A treasured link to the mother island for the Twin Cities traditional Irish music scene has died at age 93.
Martin McHugh, a tuneful squeezebox player and anchor of sessions from living rooms to St. Paul and Minneapolis pubs, emigrated from a farm near Roscommon, Ireland, in the 1940s to St. Paul, an American city still brimming with staunch Irish immigrants who filled dance halls with fiddle, drum and pipe bands.
Over the coming decades, McHugh became a fixture in the local traditional music scene, leading the popular Northern Star Céilí Band and appearing on public radio's "A Prairie Home Companion."
According to a remembrance written by Sam Dillon and posted to McHugh's website, after arriving in Minnesota's capital, McHugh quickly gained footing in the Irish diaspora, attending a dance at the Gaelic Athletic League and regaling the crowd with tunes on a button accordion handed to him.
"Marty was always mainly a session warrior," Dáithí Sproule, a fellow Irish musician and immigrant to the Twin Cities, told Dillon.
As an earlier generation passed on, McHugh remained a constant in the traditional music scene, passing down songs to younger, newer players. During the scene's resurgence in the 1960s and '70s, McHugh was a link to authentic Ireland music for a younger generation hungry for traditional music.

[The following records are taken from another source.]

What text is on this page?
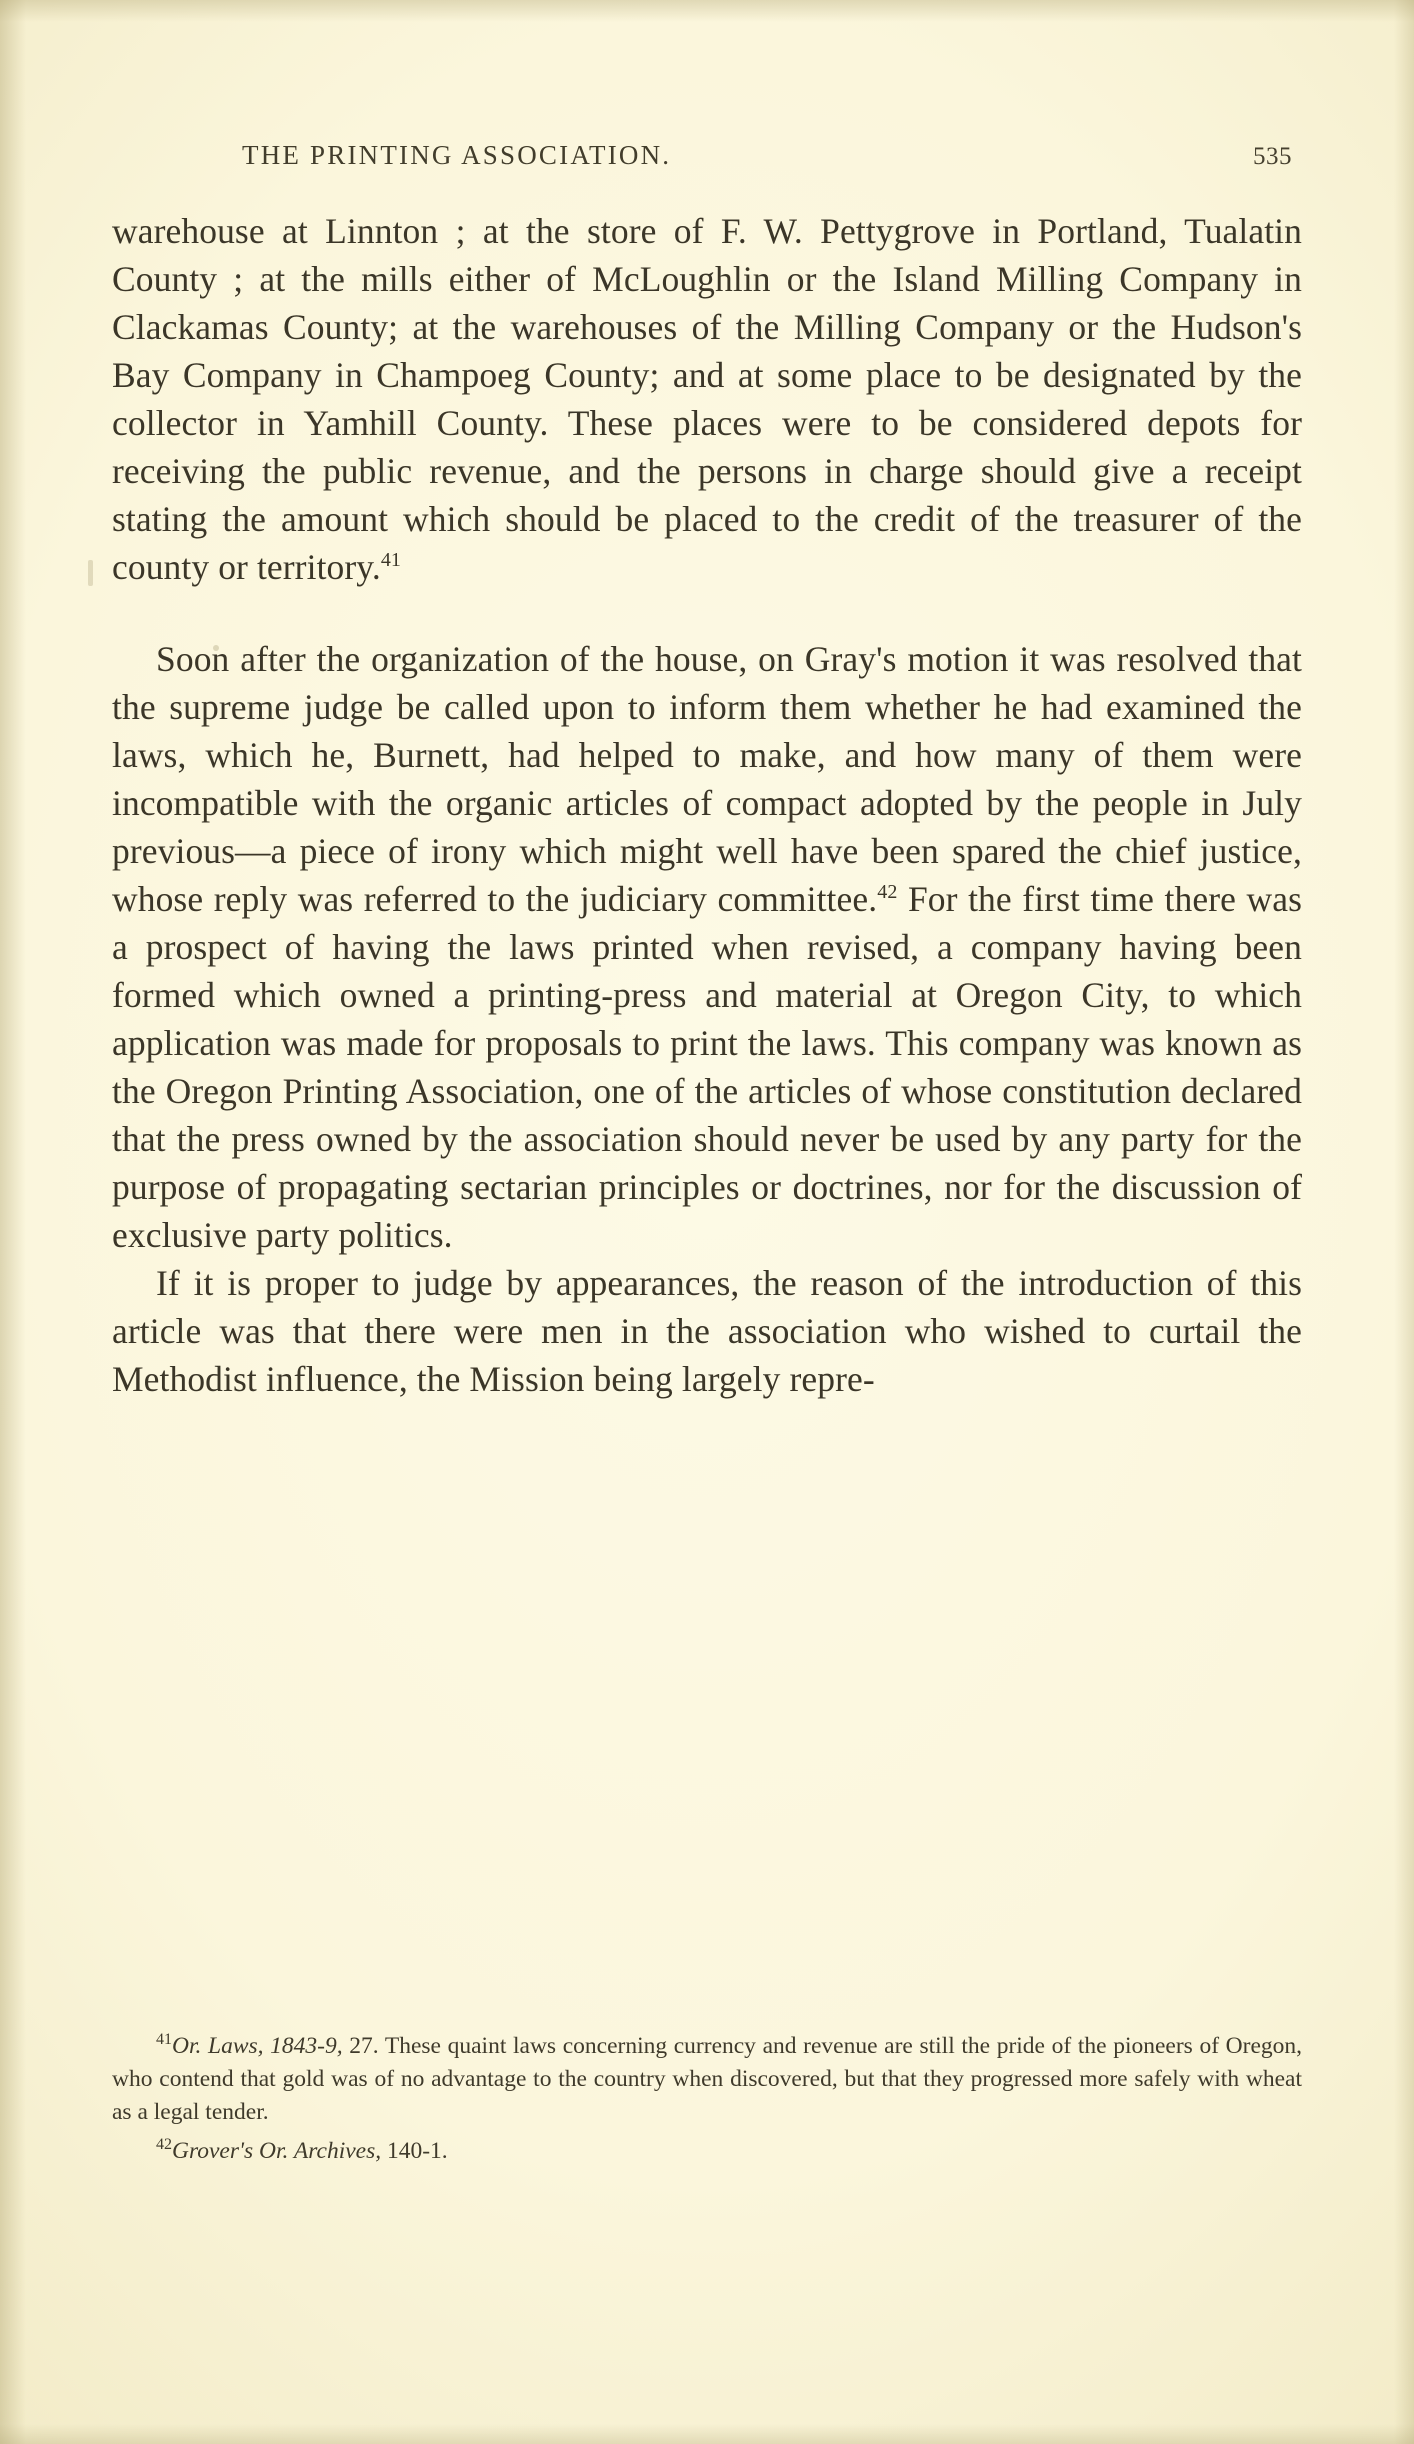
THE PRINTING ASSOCIATION.	535

warehouse at Linnton ; at the store of F. W. Pettygrove in Portland, Tualatin County ; at the mills either of McLoughlin or the Island Milling Company in Clackamas County; at the warehouses of the Milling Company or the Hudson's Bay Company in Champoeg County; and at some place to be designated by the collector in Yamhill County. These places were to be considered depots for receiving the public revenue, and the persons in charge should give a receipt stating the amount which should be placed to the credit of the treasurer of the county or territory.$^{41}$

Soon after the organization of the house, on Gray's motion it was resolved that the supreme judge be called upon to inform them whether he had examined the laws, which he, Burnett, had helped to make, and how many of them were incompatible with the organic articles of compact adopted by the people in July previous—a piece of irony which might well have been spared the chief justice, whose reply was referred to the judiciary committee.$^{42}$ For the first time there was a prospect of having the laws printed when revised, a company having been formed which owned a printing-press and material at Oregon City, to which application was made for proposals to print the laws. This company was known as the Oregon Printing Association, one of the articles of whose constitution declared that the press owned by the association should never be used by any party for the purpose of propagating sectarian principles or doctrines, nor for the discussion of exclusive party politics.

If it is proper to judge by appearances, the reason of the introduction of this article was that there were men in the association who wished to curtail the Methodist influence, the Mission being largely repre-

$^{41}$Or. Laws, 1843-9, 27. These quaint laws concerning currency and revenue are still the pride of the pioneers of Oregon, who contend that gold was of no advantage to the country when discovered, but that they progressed more safely with wheat as a legal tender.
$^{42}$Grover's Or. Archives, 140-1.
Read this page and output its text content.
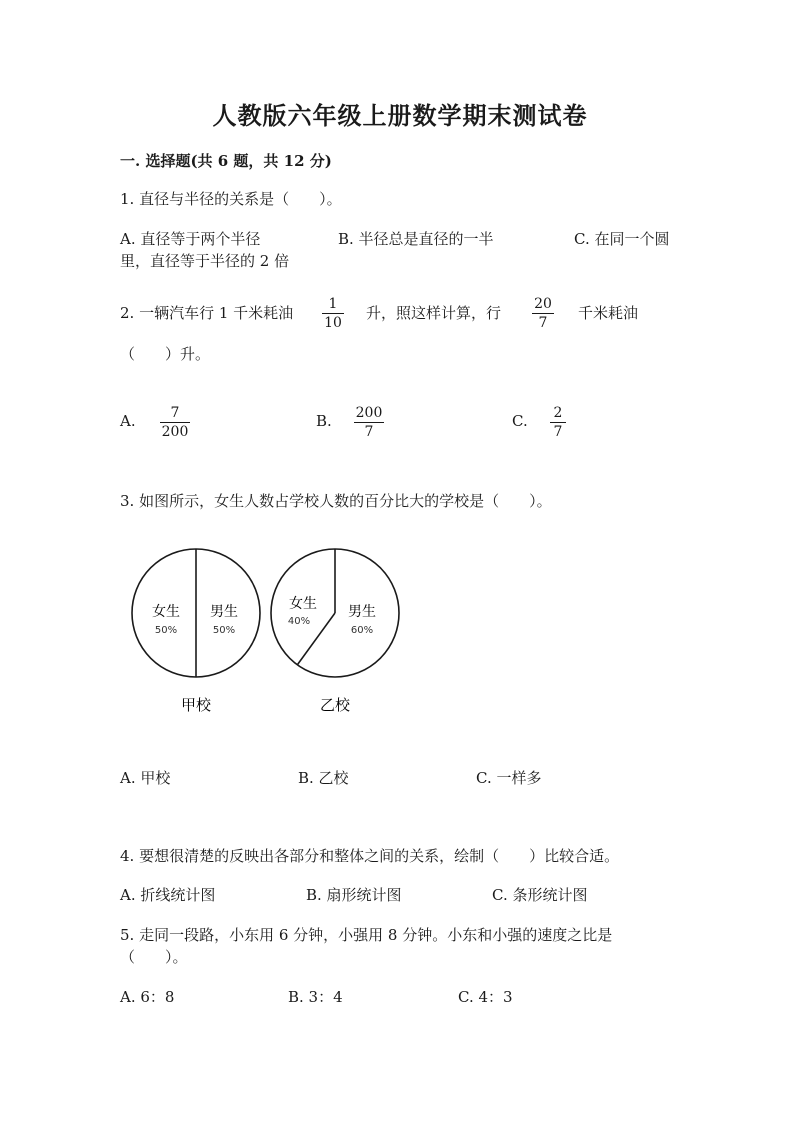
人教版六年级上册数学期末测试卷
一. 选择题(共 6 题，共 12 分)
1. 直径与半径的关系是（　　）。
A. 直径等于两个半径	B. 半径总是直径的一半	C. 在同一个圆
里，直径等于半径的 2 倍
2. 一辆汽车行 1 千米耗油	1
10
升，照这样计算，行 20
7
千米耗油
（　　）升。
A. 7
200
B. 200
7
C. 2
7
3. 如图所示，女生人数占学校人数的百分比大的学校是（　　）。
女生
50%
男生
50%
甲校
女生
40%
男生
60%
乙校
A. 甲校	B. 乙校	C. 一样多
4. 要想很清楚的反映出各部分和整体之间的关系，绘制（　　）比较合适。
A. 折线统计图	B. 扇形统计图	C. 条形统计图
5. 走同一段路，小东用 6 分钟，小强用 8 分钟。小东和小强的速度之比是
（　　）。
A. 6：8	B. 3：4	C. 4：3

"We called him the elder statesman," Norah Rendell, a musician and executive artistic director for the Center for Irish Music in St. Paul, told the Star Tribune. "He was our local connection to the living tradition."
According to Dillon's remembrance, McHugh took a variety of day jobs, working as a mail handler at Union Depot and a janitor for St. Paul Public Schools. He served in the Army in the 1950s. But his passion remained sharing the tunes — the jigs, reels and hornpipes — with new generations of players and listeners.